If you have been procrastinating for an extended period of time, it might reflect a misalignment between what you want and what you are currently doing. Often times, we outgrow our goals as we discover more about ourselves, but we don’t change our goals to reflect that.

Get away from your work (a short vacation will be good, else just a weekend break or staycation will do too) and take some time to regroup yourself. What exactly do you want to achieve? What should you do to get there? What are the steps to take? Does your current work align with that? If not, what can you do about it?

10. Stop Over-Complicating Things

Are you waiting for a perfect time to do this? That maybe now is not the best time because of X, Y, Z reasons? Ditch that thought because there’s never a perfect time. If you keep waiting for one, you are never going to accomplish anything.

Perfectionism is one of the biggest reasons for procrastination. Read more about why perfectionist tendencies can be a bane than a boon: Why Being A Perfectionist May Not Be So Perfect.
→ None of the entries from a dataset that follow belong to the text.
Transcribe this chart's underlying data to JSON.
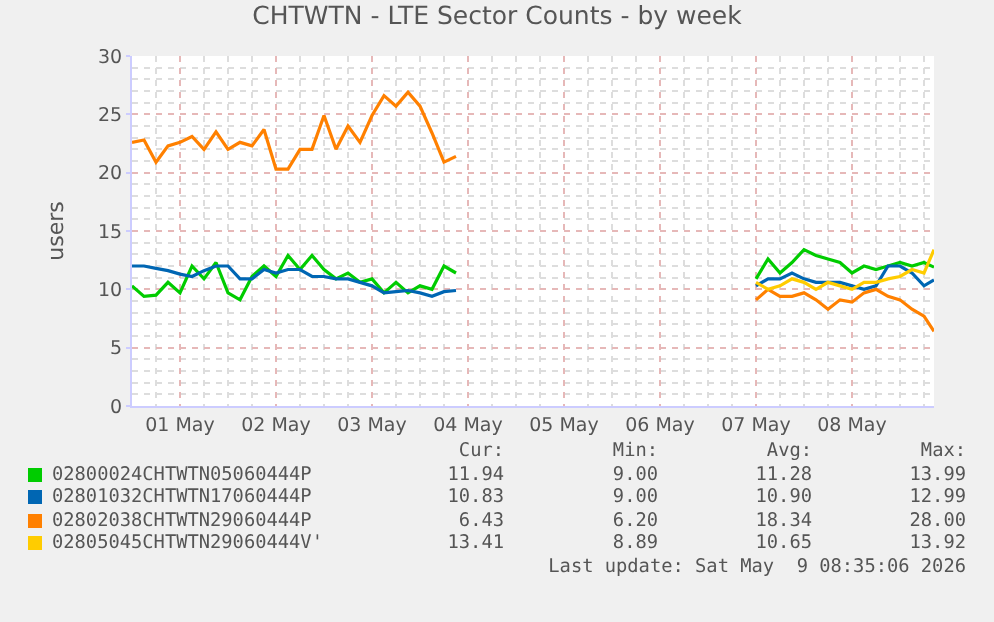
{
  "chart_data": {
    "type": "line",
    "title": "CHTWTN - LTE Sector Counts - by week",
    "ylabel": "users",
    "x": [
      "2026-05-01T00:00",
      "2026-05-01T03:00",
      "2026-05-01T06:00",
      "2026-05-01T09:00",
      "2026-05-01T12:00",
      "2026-05-01T15:00",
      "2026-05-01T18:00",
      "2026-05-01T21:00",
      "2026-05-02T00:00",
      "2026-05-02T03:00",
      "2026-05-02T06:00",
      "2026-05-02T09:00",
      "2026-05-02T12:00",
      "2026-05-02T15:00",
      "2026-05-02T18:00",
      "2026-05-02T21:00",
      "2026-05-03T00:00",
      "2026-05-03T03:00",
      "2026-05-03T06:00",
      "2026-05-03T09:00",
      "2026-05-03T12:00",
      "2026-05-03T15:00",
      "2026-05-03T18:00",
      "2026-05-03T21:00",
      "2026-05-04T00:00",
      "2026-05-04T03:00",
      "2026-05-04T06:00",
      "2026-05-04T09:00",
      "2026-05-05T12:00",
      "2026-05-07T12:00",
      "2026-05-07T15:00",
      "2026-05-07T18:00",
      "2026-05-07T21:00",
      "2026-05-08T00:00",
      "2026-05-08T03:00",
      "2026-05-08T06:00",
      "2026-05-08T09:00",
      "2026-05-08T12:00",
      "2026-05-08T15:00",
      "2026-05-08T18:00",
      "2026-05-08T21:00",
      "2026-05-09T00:00",
      "2026-05-09T03:00",
      "2026-05-09T06:00",
      "2026-05-09T08:30"
    ],
    "series": [
      {
        "name": "02800024CHTWTN05060444P",
        "color": "#00cc00",
        "values": [
          10.3,
          9.4,
          9.5,
          10.6,
          9.7,
          12.0,
          10.9,
          12.3,
          9.7,
          9.1,
          11.1,
          12.0,
          11.1,
          12.9,
          11.7,
          12.9,
          11.7,
          10.9,
          11.4,
          10.6,
          10.9,
          9.7,
          10.6,
          9.7,
          10.3,
          10.0,
          12.0,
          11.4,
          null,
          10.9,
          12.6,
          11.4,
          12.3,
          13.4,
          12.9,
          12.6,
          12.3,
          11.4,
          12.0,
          11.7,
          12.0,
          12.3,
          12.0,
          12.3,
          11.9
        ]
      },
      {
        "name": "02801032CHTWTN17060444P",
        "color": "#0066b3",
        "values": [
          12.0,
          12.0,
          11.8,
          11.6,
          11.3,
          11.1,
          11.6,
          12.0,
          12.0,
          10.9,
          10.9,
          11.7,
          11.4,
          11.7,
          11.7,
          11.1,
          11.1,
          10.9,
          10.9,
          10.6,
          10.3,
          9.7,
          9.8,
          9.9,
          9.7,
          9.4,
          9.8,
          9.9,
          null,
          10.3,
          10.9,
          10.9,
          11.4,
          10.9,
          10.6,
          10.6,
          10.6,
          10.3,
          10.0,
          10.3,
          12.0,
          12.0,
          11.4,
          10.3,
          10.8
        ]
      },
      {
        "name": "02802038CHTWTN29060444P",
        "color": "#ff8000",
        "values": [
          22.6,
          22.8,
          20.9,
          22.3,
          22.6,
          23.1,
          22.0,
          23.5,
          22.0,
          22.6,
          22.3,
          23.7,
          20.3,
          20.3,
          22.0,
          22.0,
          24.9,
          22.0,
          24.0,
          22.6,
          24.9,
          26.6,
          25.7,
          26.9,
          25.7,
          23.4,
          20.9,
          21.4,
          null,
          9.1,
          10.0,
          9.4,
          9.4,
          9.7,
          9.1,
          8.3,
          9.1,
          8.9,
          9.7,
          10.0,
          9.4,
          9.1,
          8.3,
          7.7,
          6.4
        ]
      },
      {
        "name": "02805045CHTWTN29060444V'",
        "color": "#ffcc00",
        "values": [
          null,
          null,
          null,
          null,
          null,
          null,
          null,
          null,
          null,
          null,
          null,
          null,
          null,
          null,
          null,
          null,
          null,
          null,
          null,
          null,
          null,
          null,
          null,
          null,
          null,
          null,
          null,
          null,
          null,
          10.6,
          10.0,
          10.3,
          10.9,
          10.6,
          10.0,
          10.6,
          10.3,
          10.0,
          10.6,
          10.6,
          10.9,
          11.1,
          11.7,
          11.4,
          13.4
        ]
      }
    ],
    "xlim": [
      "2026-05-01T00:00",
      "2026-05-09T08:30"
    ],
    "xticks": [
      {
        "value": "2026-05-01T12:00",
        "label": "01 May"
      },
      {
        "value": "2026-05-02T12:00",
        "label": "02 May"
      },
      {
        "value": "2026-05-03T12:00",
        "label": "03 May"
      },
      {
        "value": "2026-05-04T12:00",
        "label": "04 May"
      },
      {
        "value": "2026-05-05T12:00",
        "label": "05 May"
      },
      {
        "value": "2026-05-06T12:00",
        "label": "06 May"
      },
      {
        "value": "2026-05-07T12:00",
        "label": "07 May"
      },
      {
        "value": "2026-05-08T12:00",
        "label": "08 May"
      }
    ],
    "ylim": [
      0,
      30
    ],
    "yticks": [
      0,
      5,
      10,
      15,
      20,
      25,
      30
    ],
    "grid": true,
    "legend": "bottom",
    "annotations": [
      "Cur:",
      "Min:",
      "Avg:",
      "Max:",
      "11.94",
      "9.00",
      "11.28",
      "13.99",
      "10.83",
      "9.00",
      "10.90",
      "12.99",
      "6.43",
      "6.20",
      "18.34",
      "28.00",
      "13.41",
      "8.89",
      "10.65",
      "13.92",
      "Last update: Sat May  9 08:35:06 2026"
    ]
  }
}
11. Get a Grip and Just Do It

At the end, it boils down to taking action. You can do all the strategizing, planning and hypothesizing, but if you don’t take action, nothing’s going to happen. Occasionally, I get readers and clients who keep complaining about their situations but they still refuse to take action at the end of the day.

Reality check:

I have never heard anyone procrastinate their way to success before and I doubt it’s going to change in the near future.  Whatever it is you are procrastinating on, if you want to get it done, you need to get a grip on yourself and do it.